In 1957, a children's book called The Lonely Doll was published. With its distinctive pink-and-white checked cover and black-and-white photographs featuring a wide-eyed doll named Edith, it quickly captured the hearts of young girls all over the country and made the author, Dare Wright, a household name.
Forty years after its publication, the book was out of print but not forgotten. When the cover image unaccountably surfaced in journalist Jean Nathan's consciousness one afternoon, she went in search of the book—and ultimately its author. Nathan found Dare Wright living out her last days in a decrepit New York City public hospital.

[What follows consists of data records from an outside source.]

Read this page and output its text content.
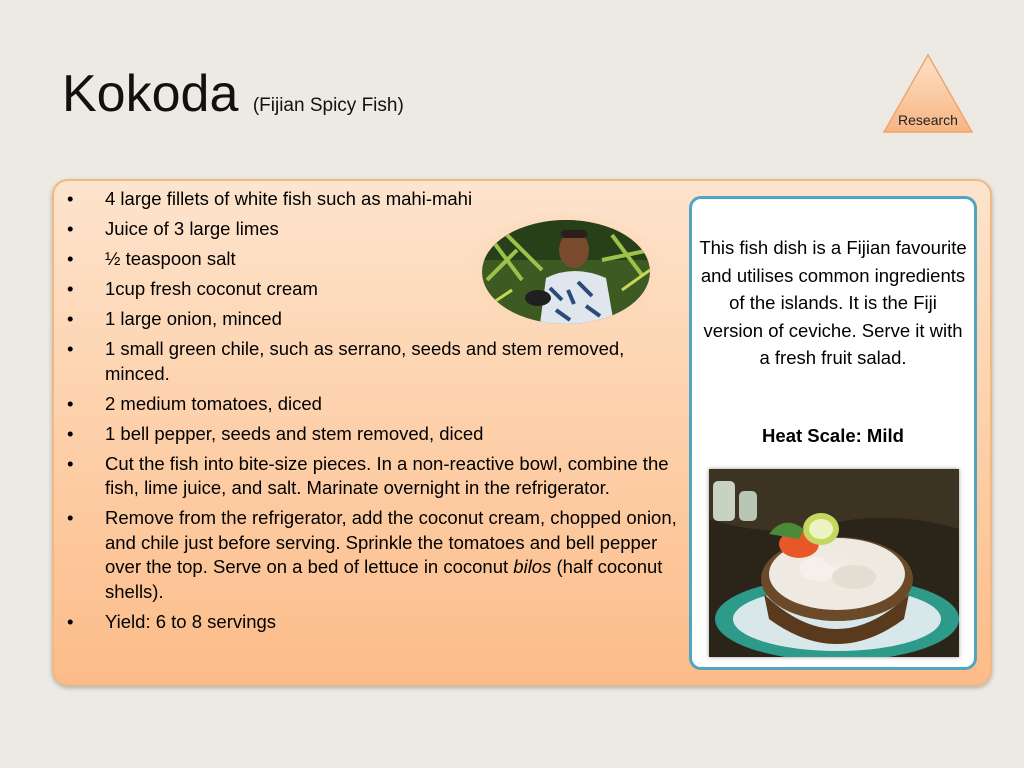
Kokoda (Fijian Spicy Fish)
Research
• 4 large fillets of white fish such as mahi-mahi
• Juice of 3 large limes
• ½ teaspoon salt
• 1cup fresh coconut cream
• 1 large onion, minced
• 1 small green chile, such as serrano, seeds and stem removed, minced.
• 2 medium tomatoes, diced
• 1 bell pepper, seeds and stem removed, diced
• Cut the fish into bite-size pieces. In a non-reactive bowl, combine the fish, lime juice, and salt. Marinate overnight in the refrigerator.
• Remove from the refrigerator, add the coconut cream, chopped onion, and chile just before serving. Sprinkle the tomatoes and bell pepper over the top. Serve on a bed of lettuce in coconut bilos (half coconut shells).
• Yield: 6 to 8 servings
This fish dish is a Fijian favourite and utilises common ingredients of the islands. It is the Fiji version of ceviche. Serve it with a fresh fruit salad.
Heat Scale: Mild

Piecing together interviews and documents, sifting through the thousands of photographs Wright has taken, Nathan uncovered a glamorous life. Blond, beautiful Dare Wright had begun her career as an actress and model and then turned to fashion photography before stumbling upon her role as bestselling author. But there was a dark side to the story: a brother lost in childhood, ill-fate marriage plans, a complicated, controlling mother. Edith Stevenson Wright, herself a successful portrait painter, played such a dominant role in her daughter's life that Dare was never able to find a way into the adult world. Only through her work could she speak for herself: in her books she created the happy family she'd always yearned for, while her self-portraits betrayed an unresolved tension between sexuality and innocence, a desire to belong and painful isolation.
Illustrated with more than fifty stunning photographs, The Secret Life of the Lonely Doll tells the unforgettable story of a woman who, imprisoned by her childhood, sought to free herself through art.